Tucked away in a vacant Springfield High School classroom, students spent a teachers’ work day Friday carrying toys — overflowing from their arms — as they sorted and organized them against a wall.
The teens made sure the teddy bears were color coordinated, the Barbie dolls were grouped together, and the coloring books were neatly stacked as they prepared to deliver toys to ProMedica Toledo Children’s Hospital.
As the morning wore on, the piles of toys kept growing and growing.
“This is a perfect way to brighten the lives of the children that are hospitalized,” said Joshua Fox, a Springfield junior.
For Raymond Burns, a high school senior, helping with this toy drive is personal.
“I was really excited when I found out it would be benefiting ProMedica,” young Burns said. “My sister has cystic fibrosis and they have helped her so much over the years.
“This drive was not only a way for me to give back to my community but for me to give back to an organization that helped my sister and my family get to where we are now,” he said.
Three years ago, Springfield High teacher McKenna Reitz challenged her Advanced Placement Psychology students to be something bigger than themselves.
Her students gladly accepted her challenge. Their goal was simple: touch the hearts of as many children as possible.
“I brought up the idea to my students and they loved it and just ran with it," she said. “There are so many toy drives that go on throughout northwest Ohio, but what we’re forgetting about are the children that are in the hospital.”
From left: Raymond Burns, AP psych teacher and Students in Action co-advisor McKenna Reitz, Abbie Gulch, Alex Chang and Josh Fox collect toys for the holiday season at Springfield High School.
So Mrs. Reitz challenged her students to see how many toys they could collect to donate to Toledo Children’s. In the first year they donated 1,500 toys.
That was three years ago.
Now, with the assistance of Leadership Toledo, the drive has expanded across the region with other high schools and area business collecting toys to assist Springfield.
The University of Toledo Athletics and Buckeye Broadband has also joined the effort by advertising and taking up collections for the drive. This year they expect to donate more than 5,000 toys to the children’s hospital.

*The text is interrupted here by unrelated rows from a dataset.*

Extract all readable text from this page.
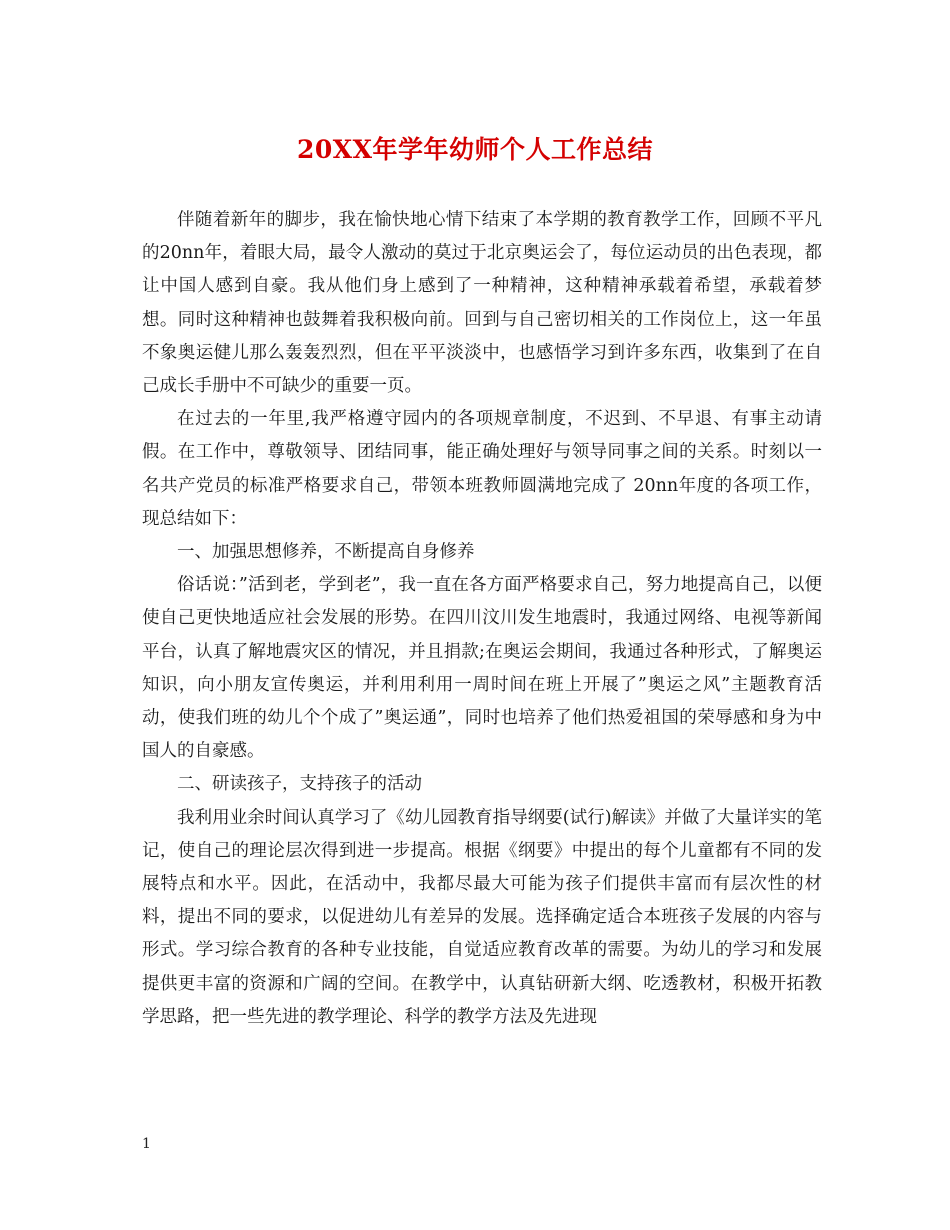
20XX年学年幼师个人工作总结

伴随着新年的脚步，我在愉快地心情下结束了本学期的教育教学工作，回顾不平凡的20nn年，着眼大局，最令人激动的莫过于北京奥运会了，每位运动员的出色表现，都让中国人感到自豪。我从他们身上感到了一种精神，这种精神承载着希望，承载着梦想。同时这种精神也鼓舞着我积极向前。回到与自己密切相关的工作岗位上，这一年虽不象奥运健儿那么轰轰烈烈，但在平平淡淡中，也感悟学习到许多东西，收集到了在自己成长手册中不可缺少的重要一页。

在过去的一年里,我严格遵守园内的各项规章制度，不迟到、不早退、有事主动请假。在工作中，尊敬领导、团结同事，能正确处理好与领导同事之间的关系。时刻以一名共产党员的标准严格要求自己，带领本班教师圆满地完成了 20nn年度的各项工作，现总结如下：

一、加强思想修养，不断提高自身修养

俗话说：”活到老，学到老”，我一直在各方面严格要求自己，努力地提高自己，以便使自己更快地适应社会发展的形势。在四川汶川发生地震时，我通过网络、电视等新闻平台，认真了解地震灾区的情况，并且捐款;在奥运会期间，我通过各种形式，了解奥运知识，向小朋友宣传奥运，并利用利用一周时间在班上开展了”奥运之风”主题教育活动，使我们班的幼儿个个成了”奥运通”，同时也培养了他们热爱祖国的荣辱感和身为中国人的自豪感。

二、研读孩子，支持孩子的活动

我利用业余时间认真学习了《幼儿园教育指导纲要(试行)解读》并做了大量详实的笔记，使自己的理论层次得到进一步提高。根据《纲要》中提出的每个儿童都有不同的发展特点和水平。因此，在活动中，我都尽最大可能为孩子们提供丰富而有层次性的材料，提出不同的要求，以促进幼儿有差异的发展。选择确定适合本班孩子发展的内容与形式。学习综合教育的各种专业技能，自觉适应教育改革的需要。为幼儿的学习和发展提供更丰富的资源和广阔的空间。在教学中，认真钻研新大纲、吃透教材，积极开拓教学思路，把一些先进的教学理论、科学的教学方法及先进现

1
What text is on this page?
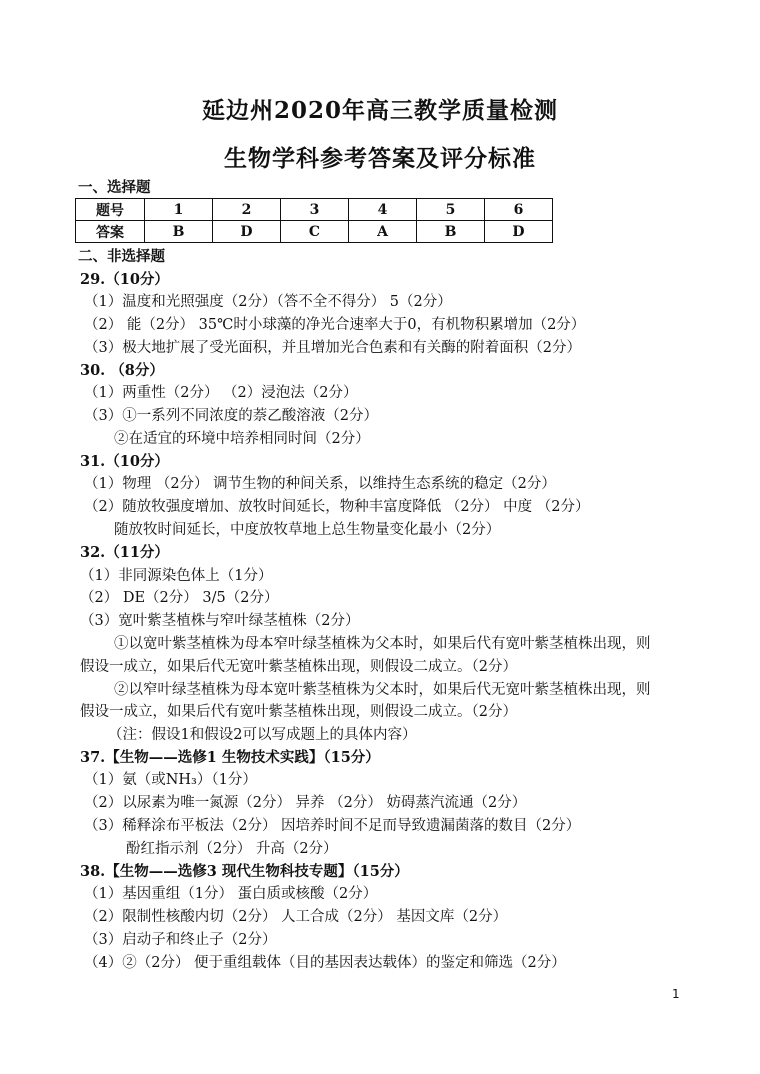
延边州2020年高三教学质量检测
生物学科参考答案及评分标准
一、选择题
题号	1	2	3	4	5	6
答案	B	D	C	A	B	D
二、非选择题
29.（10分）
（1）温度和光照强度（2分）（答不全不得分） 5（2分）
（2） 能（2分） 35℃时小球藻的净光合速率大于0，有机物积累增加（2分）
（3）极大地扩展了受光面积，并且增加光合色素和有关酶的附着面积（2分）
30. （8分）
（1）两重性（2分） （2）浸泡法（2分）
（3）①一系列不同浓度的萘乙酸溶液（2分）
②在适宜的环境中培养相同时间（2分）
31.（10分）
（1）物理 （2分） 调节生物的种间关系，以维持生态系统的稳定（2分）
（2）随放牧强度增加、放牧时间延长，物种丰富度降低 （2分） 中度 （2分）
随放牧时间延长，中度放牧草地上总生物量变化最小（2分）
32.（11分）
（1）非同源染色体上（1分）
（2） DE（2分） 3/5（2分）
（3）宽叶紫茎植株与窄叶绿茎植株（2分）
①以宽叶紫茎植株为母本窄叶绿茎植株为父本时，如果后代有宽叶紫茎植株出现，则
假设一成立，如果后代无宽叶紫茎植株出现，则假设二成立。（2分）
②以窄叶绿茎植株为母本宽叶紫茎植株为父本时，如果后代无宽叶紫茎植株出现，则
假设一成立，如果后代有宽叶紫茎植株出现，则假设二成立。（2分）
（注：假设1和假设2可以写成题上的具体内容）
37.【生物——选修1 生物技术实践】（15分）
（1）氨（或NH₃）（1分）
（2）以尿素为唯一氮源（2分） 异养 （2分） 妨碍蒸汽流通（2分）
（3）稀释涂布平板法（2分） 因培养时间不足而导致遗漏菌落的数目（2分）
酚红指示剂（2分） 升高（2分）
38.【生物——选修3 现代生物科技专题】（15分）
（1）基因重组（1分） 蛋白质或核酸（2分）
（2）限制性核酸内切（2分） 人工合成（2分） 基因文库（2分）
（3）启动子和终止子（2分）
（4）②（2分） 便于重组载体（目的基因表达载体）的鉴定和筛选（2分）
1
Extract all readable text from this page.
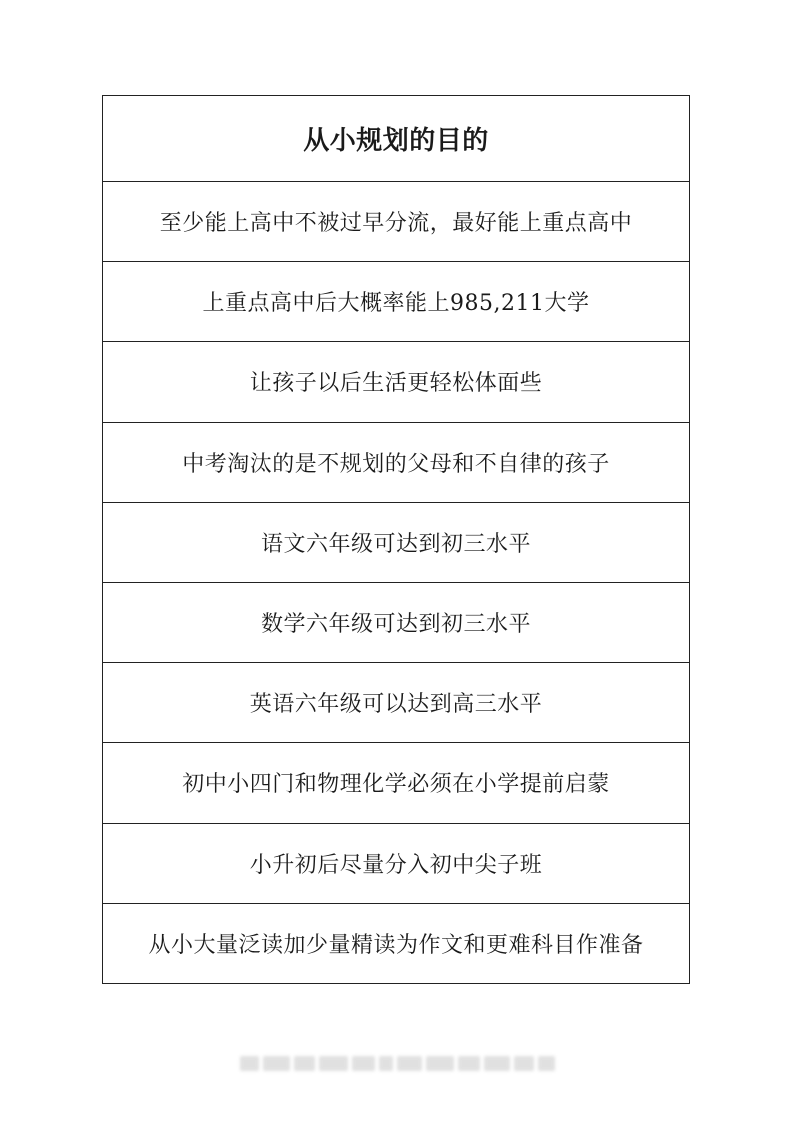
从小规划的目的
至少能上高中不被过早分流，最好能上重点高中
上重点高中后大概率能上985,211大学
让孩子以后生活更轻松体面些
中考淘汰的是不规划的父母和不自律的孩子
语文六年级可达到初三水平
数学六年级可达到初三水平
英语六年级可以达到高三水平
初中小四门和物理化学必须在小学提前启蒙
小升初后尽量分入初中尖子班
从小大量泛读加少量精读为作文和更难科目作准备
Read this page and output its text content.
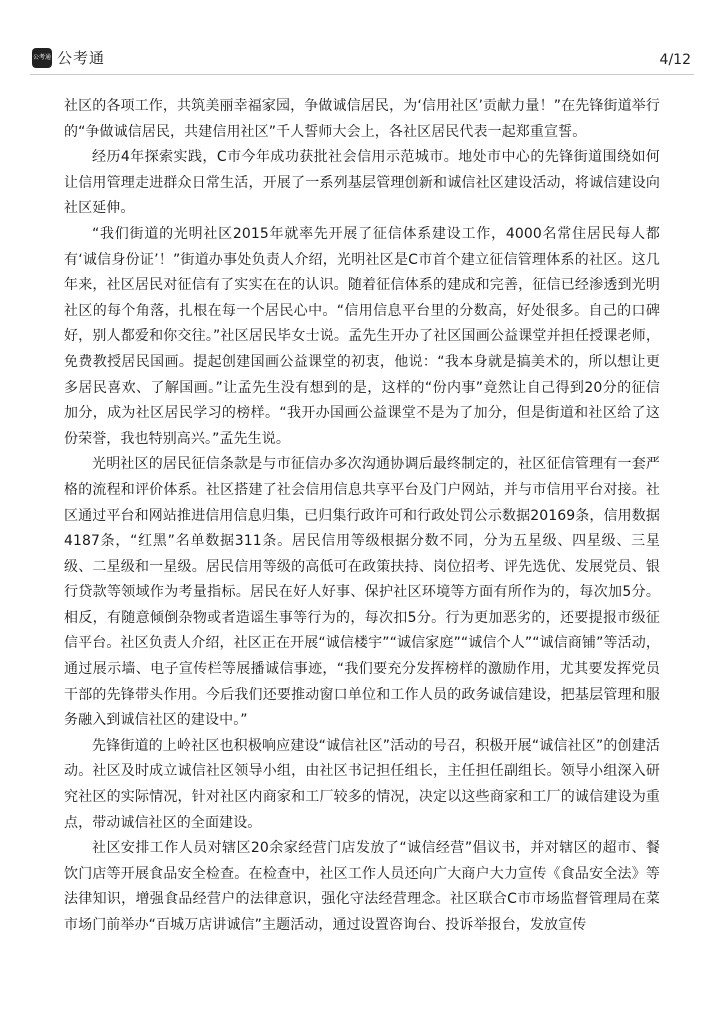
公考通 公考通	4/12

社区的各项工作，共筑美丽幸福家园，争做诚信居民，为‘信用社区’贡献力量！”在先锋街道举行的“争做诚信居民，共建信用社区”千人誓师大会上，各社区居民代表一起郑重宣誓。

经历4年探索实践，C市今年成功获批社会信用示范城市。地处市中心的先锋街道围绕如何让信用管理走进群众日常生活，开展了一系列基层管理创新和诚信社区建设活动，将诚信建设向社区延伸。

“我们街道的光明社区2015年就率先开展了征信体系建设工作，4000名常住居民每人都有‘诚信身份证’！”街道办事处负责人介绍，光明社区是C市首个建立征信管理体系的社区。这几年来，社区居民对征信有了实实在在的认识。随着征信体系的建成和完善，征信已经渗透到光明社区的每个角落，扎根在每一个居民心中。“信用信息平台里的分数高，好处很多。自己的口碑好，别人都爱和你交往。”社区居民毕女士说。孟先生开办了社区国画公益课堂并担任授课老师，免费教授居民国画。提起创建国画公益课堂的初衷，他说：“我本身就是搞美术的，所以想让更多居民喜欢、了解国画。”让孟先生没有想到的是，这样的“份内事”竟然让自己得到20分的征信加分，成为社区居民学习的榜样。“我开办国画公益课堂不是为了加分，但是街道和社区给了这份荣誉，我也特别高兴。”孟先生说。

光明社区的居民征信条款是与市征信办多次沟通协调后最终制定的，社区征信管理有一套严格的流程和评价体系。社区搭建了社会信用信息共享平台及门户网站，并与市信用平台对接。社区通过平台和网站推进信用信息归集，已归集行政许可和行政处罚公示数据20169条，信用数据4187条，“红黑”名单数据311条。居民信用等级根据分数不同，分为五星级、四星级、三星级、二星级和一星级。居民信用等级的高低可在政策扶持、岗位招考、评先选优、发展党员、银行贷款等领域作为考量指标。居民在好人好事、保护社区环境等方面有所作为的，每次加5分。相反，有随意倾倒杂物或者造谣生事等行为的，每次扣5分。行为更加恶劣的，还要提报市级征信平台。社区负责人介绍，社区正在开展“诚信楼宇”“诚信家庭”“诚信个人”“诚信商铺”等活动，通过展示墙、电子宣传栏等展播诚信事迹，“我们要充分发挥榜样的激励作用，尤其要发挥党员干部的先锋带头作用。今后我们还要推动窗口单位和工作人员的政务诚信建设，把基层管理和服务融入到诚信社区的建设中。”

先锋街道的上岭社区也积极响应建设“诚信社区”活动的号召，积极开展“诚信社区”的创建活动。社区及时成立诚信社区领导小组，由社区书记担任组长，主任担任副组长。领导小组深入研究社区的实际情况，针对社区内商家和工厂较多的情况，决定以这些商家和工厂的诚信建设为重点，带动诚信社区的全面建设。

社区安排工作人员对辖区20余家经营门店发放了“诚信经营”倡议书，并对辖区的超市、餐饮门店等开展食品安全检查。在检查中，社区工作人员还向广大商户大力宣传《食品安全法》等法律知识，增强食品经营户的法律意识，强化守法经营理念。社区联合C市市场监督管理局在菜市场门前举办“百城万店讲诚信”主题活动，通过设置咨询台、投诉举报台，发放宣传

Kristina White, the Springfield district’s spokesman and director of community impact for Leadership Toledo, said she has seen how this project has transformed the students involved.
“It stopped being a service project, it stopped being an idea and became a passion for the students to carry forward,” she said.”We have started caring for these children and take responsibility for making a change.”
The toy drive has a special place in Mrs. Reitz’s heart. One month after Springfield’s first toy drive, her then 8-month-old daughter was admitted to the children’s hospital, where the girl received a ballerina teddy bear from the same toy drive her mom initiated.
“It was a very special moment for me that I got to see it full circle and get to actually experience the impact and the magnitude that that one stuffed animal had on her,” Mrs. Reitz said.
For the children admitted to the hospital, a toy promises a warm welcome.
On the children’s hospital’s fifth floor is a special place where the toys are stored: the “treasure box room.”
Three years after the first toy drive, there are now enough toys for every child.
A Toy Can Make A Difference
At Toledo Children’s a toy isn’t just a toy, an object to play with. It’s a ray of sunshine during a dark moment in a child’s life.
“These toys make a difference when our kids in the hospital need to feel as normal as possible,” said Kate Schwan, the hospital’s child-life clinical coordinator.
“There are two types of medicines, one for the body and one for the spirit, and medicine for the spirit for the children comes from playing,” she said. “It’s about feeling good about themselves and helping their recovery and reducing stress. It’s pretty powerful.”
When children are admitted they are given a toy for different reasons — if they are scared, having a bad day or it’s their birthday. A toy could help a child forget about the stress of being away from home.
Although the number of toys donated by Springfield has grown, Ms. White said it’s the acts of kindness that matter.
“It’s not the size of the toy, but the impact of the gesture,” she said.